Armin salió del trance. Guardó la fotografía en su mochila y se la colgó al hombro; se limpió las lágrimas y dio una última mirada a lo que una vez fue su alcoba. Cerró los ojos un instante y se marchó.

—¡Al fin bajaste! —dijo su madre desde la sala, revisaba los últimos detalles—. Vamos retrasados, no podemos esperar a que terminen de subir todo al camión. ¿Estás listo? Nos esperan grandes aventuras.

—Sí, mamá, como digas —respondió Armin de mala gana—. ¿Puedo subir al auto de una vez?

—Amanda y tu papá están afuera. Las maletas ya están en la cajuela. ¡Vámonos! —dijo ella, exhalando un suspiro.

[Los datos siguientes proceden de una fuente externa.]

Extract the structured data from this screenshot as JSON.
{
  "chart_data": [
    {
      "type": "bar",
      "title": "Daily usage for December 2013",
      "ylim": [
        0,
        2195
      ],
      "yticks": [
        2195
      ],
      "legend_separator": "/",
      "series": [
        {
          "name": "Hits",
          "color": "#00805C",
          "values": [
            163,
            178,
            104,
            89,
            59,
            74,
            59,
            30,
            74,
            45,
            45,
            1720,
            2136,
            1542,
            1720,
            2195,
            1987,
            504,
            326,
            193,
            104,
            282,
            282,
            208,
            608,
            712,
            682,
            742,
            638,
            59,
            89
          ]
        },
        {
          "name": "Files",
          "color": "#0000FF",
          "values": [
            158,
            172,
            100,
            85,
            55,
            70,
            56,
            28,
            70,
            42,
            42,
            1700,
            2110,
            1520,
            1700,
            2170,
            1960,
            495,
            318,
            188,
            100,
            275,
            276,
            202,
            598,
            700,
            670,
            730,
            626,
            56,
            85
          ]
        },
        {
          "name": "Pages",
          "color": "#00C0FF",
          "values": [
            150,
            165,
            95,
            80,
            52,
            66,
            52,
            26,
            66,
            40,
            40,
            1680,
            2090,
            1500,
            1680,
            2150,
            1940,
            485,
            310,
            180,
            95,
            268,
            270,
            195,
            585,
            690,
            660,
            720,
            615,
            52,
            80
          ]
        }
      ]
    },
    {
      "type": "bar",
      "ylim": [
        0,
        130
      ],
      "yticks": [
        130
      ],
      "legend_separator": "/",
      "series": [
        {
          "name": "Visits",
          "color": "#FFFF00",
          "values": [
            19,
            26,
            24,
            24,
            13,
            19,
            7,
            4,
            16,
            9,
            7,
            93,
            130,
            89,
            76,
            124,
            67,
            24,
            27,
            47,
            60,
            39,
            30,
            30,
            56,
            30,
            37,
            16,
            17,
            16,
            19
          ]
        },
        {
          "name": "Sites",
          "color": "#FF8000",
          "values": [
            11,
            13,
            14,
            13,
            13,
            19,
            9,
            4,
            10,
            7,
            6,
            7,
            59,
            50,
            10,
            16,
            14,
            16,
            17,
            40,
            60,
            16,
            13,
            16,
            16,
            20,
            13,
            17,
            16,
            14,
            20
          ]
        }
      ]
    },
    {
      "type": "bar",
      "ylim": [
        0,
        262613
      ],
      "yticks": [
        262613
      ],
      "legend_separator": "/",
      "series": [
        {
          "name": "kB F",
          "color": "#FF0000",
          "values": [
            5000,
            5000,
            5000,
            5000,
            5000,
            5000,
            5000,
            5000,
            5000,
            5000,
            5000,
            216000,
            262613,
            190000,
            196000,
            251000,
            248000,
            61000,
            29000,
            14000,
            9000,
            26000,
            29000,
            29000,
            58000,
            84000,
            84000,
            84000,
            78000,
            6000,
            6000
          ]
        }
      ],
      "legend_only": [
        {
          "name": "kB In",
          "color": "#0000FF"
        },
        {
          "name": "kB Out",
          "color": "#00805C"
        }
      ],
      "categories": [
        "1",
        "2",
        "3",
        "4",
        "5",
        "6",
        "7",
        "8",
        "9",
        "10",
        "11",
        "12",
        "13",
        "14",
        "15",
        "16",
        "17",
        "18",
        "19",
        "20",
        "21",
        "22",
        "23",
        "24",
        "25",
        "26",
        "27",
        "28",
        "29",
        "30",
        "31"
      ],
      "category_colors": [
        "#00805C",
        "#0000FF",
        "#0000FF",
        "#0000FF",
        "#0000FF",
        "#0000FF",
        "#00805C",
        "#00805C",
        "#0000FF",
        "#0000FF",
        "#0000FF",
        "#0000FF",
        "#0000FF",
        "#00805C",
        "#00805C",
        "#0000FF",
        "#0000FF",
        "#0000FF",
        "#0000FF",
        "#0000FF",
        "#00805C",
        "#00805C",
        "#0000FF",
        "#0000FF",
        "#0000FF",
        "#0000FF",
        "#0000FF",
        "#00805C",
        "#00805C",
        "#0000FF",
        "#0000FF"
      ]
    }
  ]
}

Armin y su madre subieron al taxi estacionado frente a la casa contigua para no estorbar al camión de mudanza. El padre del joven aún se encontraba en la acera, dando las últimas instrucciones a los cargadores.

—¿Por qué tardaron tantísimo? —recriminó la hermana de Armin.

—Ya conoces a tu hermano, se tarda una eternidad hasta para ponerse los calcetines… —respondió la madre.

—¿Ya nos vamos? —preguntó la niña entusiasmada—. ¡Muero por conocer la nueva casa! Mamá, ¿la escuela a la que iré tiene juegos en el patio? ¡Quiero jugar con mis nuevos amiguitos!